Jim Emerson  |  2009-11-18

Ten years after its release, there are still plenty of people who will not get David Fincher's "Fight Club" because they refuse to see what is in front of their eyes. They think it's about a cult of men who get together to punch each other, which is like saying "Citizen Kane" is about a sled. Fundamentally, it's an uncannily accurate depiction of depression and delusion -- capturing a uniquely (post-?)modern strain of anomie to which perhaps older baby boomers and their seniors find it difficult to connect because it's beyond their frame of reference. (I don't know -- that's just a hunch.)

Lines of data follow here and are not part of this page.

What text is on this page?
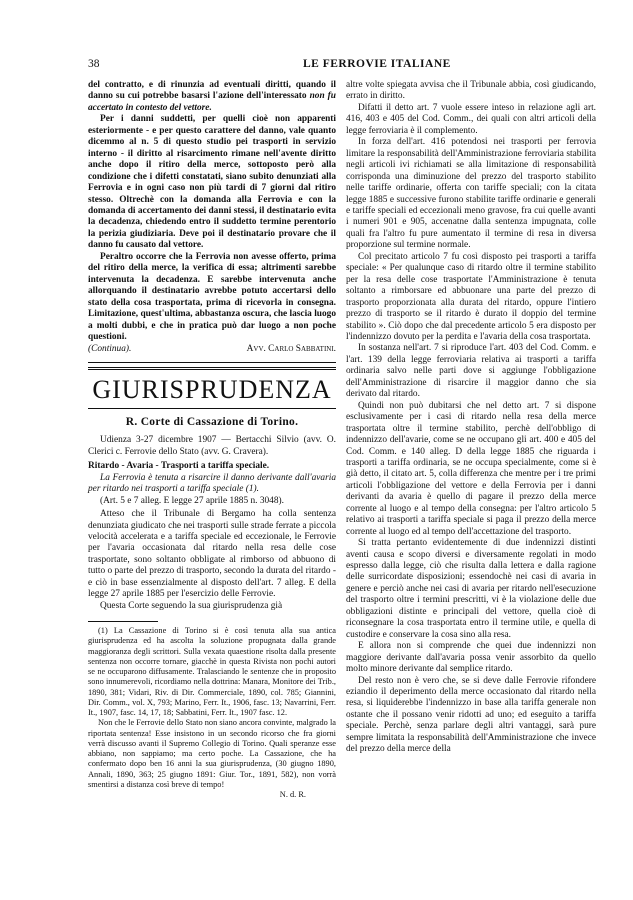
38	LE FERROVIE ITALIANE

del contratto, e di rinunzia ad eventuali diritti, quando il danno su cui potrebbe basarsi l'azione dell'interessato non fu accertato in contesto del vettore.

Per i danni suddetti, per quelli cioè non apparenti esteriormente - e per questo carattere del danno, vale quanto dicemmo al n. 5 di questo studio pei trasporti in servizio interno - il diritto al risarcimento rimane nell'avente diritto anche dopo il ritiro della merce, sottoposto però alla condizione che i difetti constatati, siano subito denunziati alla Ferrovia e in ogni caso non più tardi di 7 giorni dal ritiro stesso. Oltrechè con la domanda alla Ferrovia e con la domanda di accertamento dei danni stessi, il destinatario evita la decadenza, chiedendo entro il suddetto termine perentorio la perizia giudiziaria. Deve poi il destinatario provare che il danno fu causato dal vettore.

Peraltro occorre che la Ferrovia non avesse offerto, prima del ritiro della merce, la verifica di essa; altrimenti sarebbe intervenuta la decadenza. E sarebbe intervenuta anche allorquando il destinatario avrebbe potuto accertarsi dello stato della cosa trasportata, prima di ricevorla in consegna. Limitazione, quest'ultima, abbastanza oscura, che lascia luogo a molti dubbi, e che in pratica può dar luogo a non poche questioni.

(Continua).	Avv. Carlo Sabbatini.
GIURISPRUDENZA
R. Corte di Cassazione di Torino.

Udienza 3-27 dicembre 1907 — Bertacchi Silvio (avv. O. Clerici c. Ferrovie dello Stato (avv. G. Cravera).

Ritardo - Avaria - Trasporti a tariffa speciale.

La Ferrovia è tenuta a risarcire il danno derivante dall'avaria per ritardo nei trasporti a tariffa speciale (1).

(Art. 5 e 7 alleg. E legge 27 aprile 1885 n. 3048).

Atteso che il Tribunale di Bergamo ha colla sentenza denunziata giudicato che nei trasporti sulle strade ferrate a piccola velocità accelerata e a tariffa speciale ed eccezionale, le Ferrovie per l'avaria occasionata dal ritardo nella resa delle cose trasportate, sono soltanto obbligate al rimborso od abbuono di tutto o parte del prezzo di trasporto, secondo la durata del ritardo - e ciò in base essenzialmente al disposto dell'art. 7 alleg. E della legge 27 aprile 1885 per l'esercizio delle Ferrovie.

Questa Corte seguendo la sua giurisprudenza già

(1) La Cassazione di Torino si è così tenuta alla sua antica giurisprudenza ed ha ascolta la soluzione propugnata dalla grande maggioranza degli scrittori. Sulla vexata quaestione risolta dalla presente sentenza non occorre tornare, giacchè in questa Rivista non pochi autori se ne occuparono diffusamente. Tralasciando le sentenze che in proposito sono innumerevoli, ricordiamo nella dottrina: Manara, Monitore dei Trib., 1890, 381; Vidari, Riv. di Dir. Commerciale, 1890, col. 785; Giannini, Dir. Comm., vol. X, 793; Marino, Ferr. It., 1906, fasc. 13; Navarrini, Ferr. It., 1907, fasc. 14, 17, 18; Sabbatini, Ferr. It., 1907 fasc. 12.

Non che le Ferrovie dello Stato non siano ancora convinte, malgrado la riportata sentenza! Esse insistono in un secondo ricorso che fra giorni verrà discusso avanti il Supremo Collegio di Torino. Quali speranze esse abbiano, non sappiamo; ma certo poche. La Cassazione, che ha confermato dopo ben 16 anni la sua giurisprudenza, (30 giugno 1890, Annali, 1890, 363; 25 giugno 1891: Giur. Tor., 1891, 582), non vorrà smentirsi a distanza così breve di tempo!

N. d. R.

altre volte spiegata avvisa che il Tribunale abbia, così giudicando, errato in diritto.

Difatti il detto art. 7 vuole essere inteso in relazione agli art. 416, 403 e 405 del Cod. Comm., dei quali con altri articoli della legge ferroviaria è il complemento.

In forza dell'art. 416 potendosi nei trasporti per ferrovia limitare la responsabilità dell'Amministrazione ferroviaria stabilita negli articoli ivi richiamati se alla limitazione di responsabilità corrisponda una diminuzione del prezzo del trasporto stabilito nelle tariffe ordinarie, offerta con tariffe speciali; con la citata legge 1885 e successive furono stabilite tariffe ordinarie e generali e tariffe speciali ed eccezionali meno gravose, fra cui quelle avanti i numeri 901 e 905, accenatne dalla sentenza impugnata, colle quali fra l'altro fu pure aumentato il termine di resa in diversa proporzione sul termine normale.

Col precitato articolo 7 fu così disposto pei trasporti a tariffa speciale: « Per qualunque caso di ritardo oltre il termine stabilito per la resa delle cose trasportate l'Amministrazione è tenuta soltanto a rimborsare ed abbuonare una parte del prezzo di trasporto proporzionata alla durata del ritardo, oppure l'intiero prezzo di trasporto se il ritardo è durato il doppio del termine stabilito ». Ciò dopo che dal precedente articolo 5 era disposto per l'indennizzo dovuto per la perdita e l'avaria della cosa trasportata.

In sostanza nell'art. 7 si riproduce l'art. 403 del Cod. Comm. e l'art. 139 della legge ferroviaria relativa ai trasporti a tariffa ordinaria salvo nelle parti dove si aggiunge l'obbligazione dell'Amministrazione di risarcire il maggior danno che sia derivato dal ritardo.

Quindi non può dubitarsi che nel detto art. 7 si dispone esclusivamente per i casi di ritardo nella resa della merce trasportata oltre il termine stabilito, perchè dell'obbligo di indennizzo dell'avarie, come se ne occupano gli art. 400 e 405 del Cod. Comm. e 140 alleg. D della legge 1885 che riguarda i trasporti a tariffa ordinaria, se ne occupa specialmente, come si è già detto, il citato art. 5, colla differenza che mentre per i tre primi articoli l'obbligazione del vettore e della Ferrovia per i danni derivanti da avaria è quello di pagare il prezzo della merce corrente al luogo e al tempo della consegna: per l'altro articolo 5 relativo ai trasporti a tariffa speciale si paga il prezzo della merce corrente al luogo ed al tempo dell'accettazione del trasporto.

Si tratta pertanto evidentemente di due indennizzi distinti aventi causa e scopo diversi e diversamente regolati in modo espresso dalla legge, ciò che risulta dalla lettera e dalla ragione delle surricordate disposizioni; essendochè nei casi di avaria in genere e perciò anche nei casi di avaria per ritardo nell'esecuzione del trasporto oltre i termini prescritti, vi è la violazione delle due obbligazioni distinte e principali del vettore, quella cioè di riconsegnare la cosa trasportata entro il termine utile, e quella di custodire e conservare la cosa sino alla resa.

E allora non si comprende che quei due indennizzi non maggiore derivante dall'avaria possa venir assorbito da quello molto minore derivante dal semplice ritardo.

Del resto non è vero che, se si deve dalle Ferrovie rifondere eziandio il deperimento della merce occasionato dal ritardo nella resa, si liquiderebbe l'indennizzo in base alla tariffa generale non ostante che il possano venir ridotti ad uno; ed eseguito a tariffa speciale. Perchè, senza parlare degli altri vantaggi, sarà pure sempre limitata la responsabilità dell'Amministrazione che invece del prezzo della merce della
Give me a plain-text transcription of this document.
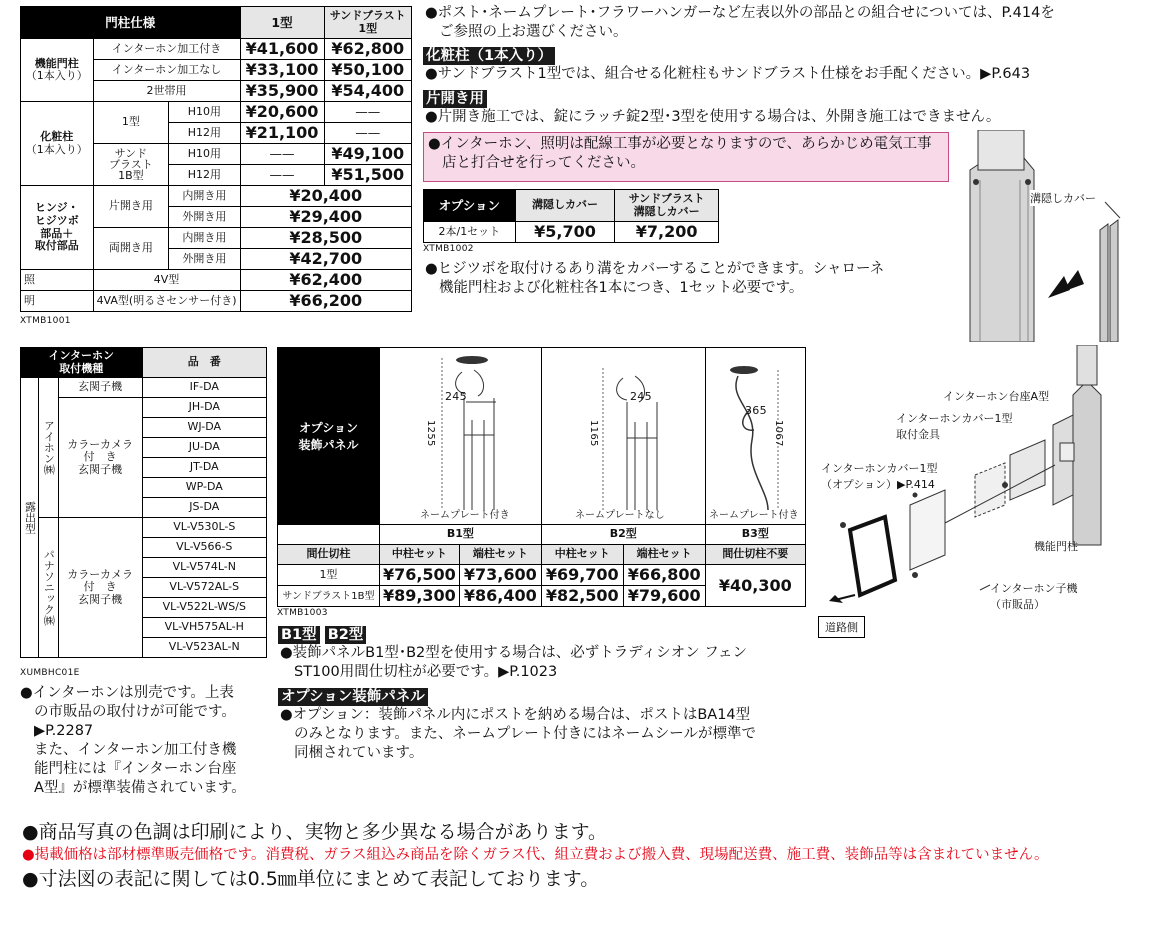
門柱仕様			1型	サンドブラスト
1型
機能門柱
（1本入り）	インターホン加工付き		¥41,600	¥62,800
	インターホン加工なし		¥33,100	¥50,100
	2世帯用		¥35,900	¥54,400
化粧柱
（1本入り）	1型	H10用	¥20,600	——
		H12用	¥21,100	——
	サンド
ブラスト
1B型	H10用	——	¥49,100
		H12用	——	¥51,500
ヒンジ・
ヒジツボ
部品＋
取付部品	片開き用	内開き用	¥20,400	
		外開き用	¥29,400	
	両開き用	内開き用	¥28,500	
		外開き用	¥42,700	
照	4V型		¥62,400	
明	4VA型(明るさセンサー付き)		¥66,200	
XTMB1001
●ポスト･ネームプレート･フラワーハンガーなど左表以外の部品との組合せについては、P.414を
ご参照の上お選びください。
化粧柱（1本入り）
●サンドブラスト1型では、組合せる化粧柱もサンドブラスト仕様をお手配ください。▶P.643
片開き用
●片開き施工では、錠にラッチ錠2型･3型を使用する場合は、外開き施工はできません。
●インターホン、照明は配線工事が必要となりますので、あらかじめ電気工事
店と打合せを行ってください。
オプション	溝隠しカバー	サンドブラスト
溝隠しカバー
2本/1セット	¥5,700	¥7,200
XTMB1002
●ヒジツボを取付けるあり溝をカバーすることができます。シャローネ
機能門柱および化粧柱各1本につき、1セット必要です。
溝隠しカバー
インターホン
取付機種			品　番
露出型	アイホン㈱	玄関子機	IF-DA
		カラーカメラ
付　き
玄関子機	JH-DA
			WJ-DA
			JU-DA
			JT-DA
			WP-DA
			JS-DA
	パナソニック㈱	カラーカメラ
付　き
玄関子機	VL-V530L-S
			VL-V566-S
			VL-V574L-N
			VL-V572AL-S
			VL-V522L-WS/S
			VL-VH575AL-H
			VL-V523AL-N
XUMBHC01E
●インターホンは別売です。上表
の市販品の取付けが可能です。
▶P.2287
また、インターホン加工付き機
能門柱には『インターホン台座
A型』が標準装備されています。
オプション
装飾パネル
245
1255
ネームプレート付き
245
1165
ネームプレートなし
365
1067
ネームプレート付き
	B1型		B2型		B3型
間仕切柱	中柱セット	端柱セット	中柱セット	端柱セット	間仕切柱不要
1型	¥76,500	¥73,600	¥69,700	¥66,800	¥40,300
サンドブラスト1B型	¥89,300	¥86,400	¥82,500	¥79,600	
XTMB1003
B1型 B2型
●装飾パネルB1型･B2型を使用する場合は、必ずトラディシオン フェン
ST100用間仕切柱が必要です。▶P.1023
オプション装飾パネル
●オプション：装飾パネル内にポストを納める場合は、ポストはBA14型
のみとなります。また、ネームプレート付きにはネームシールが標準で
同梱されています。
インターホン台座A型
インターホンカバー1型
取付金具
インターホンカバー1型
（オプション）▶P.414
機能門柱
インターホン子機
（市販品）
道路側
●商品写真の色調は印刷により、実物と多少異なる場合があります。
●掲載価格は部材標準販売価格です。消費税、ガラス組込み商品を除くガラス代、組立費および搬入費、現場配送費、施工費、装飾品等は含まれていません。
●寸法図の表記に関しては0.5㎜単位にまとめて表記しております。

"People get scared, not just of violence and mortality, but viewers are terrified of how they can no longer relate to the evolving culture," "Fight Club" author Chuck Palahniuk told Dennis Lim recently in the New York Times:

Some older audiences prefer darker material in conventional forms; they "really truly want nothing more than to watch Hilary Swank strive and suffer and eventually die -- beaten to a pulp, riddled with cancer, or smashed in a plane crash."

In that Times piece, Lim dubbed "Fight Club" "the defining cult movie of our time."

Back in 1999, I described it as "a grim fairy tale for adults, a consumerist revenge fantasy, a portrait of a disintegrating personality, and, for all its hyper-active stylization, an astonishingly vivid portrait of the berserk materialist wasteland in which (like it or not) billions of city dwellers live today." (It can also be seen, in retrospect, as a prescient 9/11 nightmare.)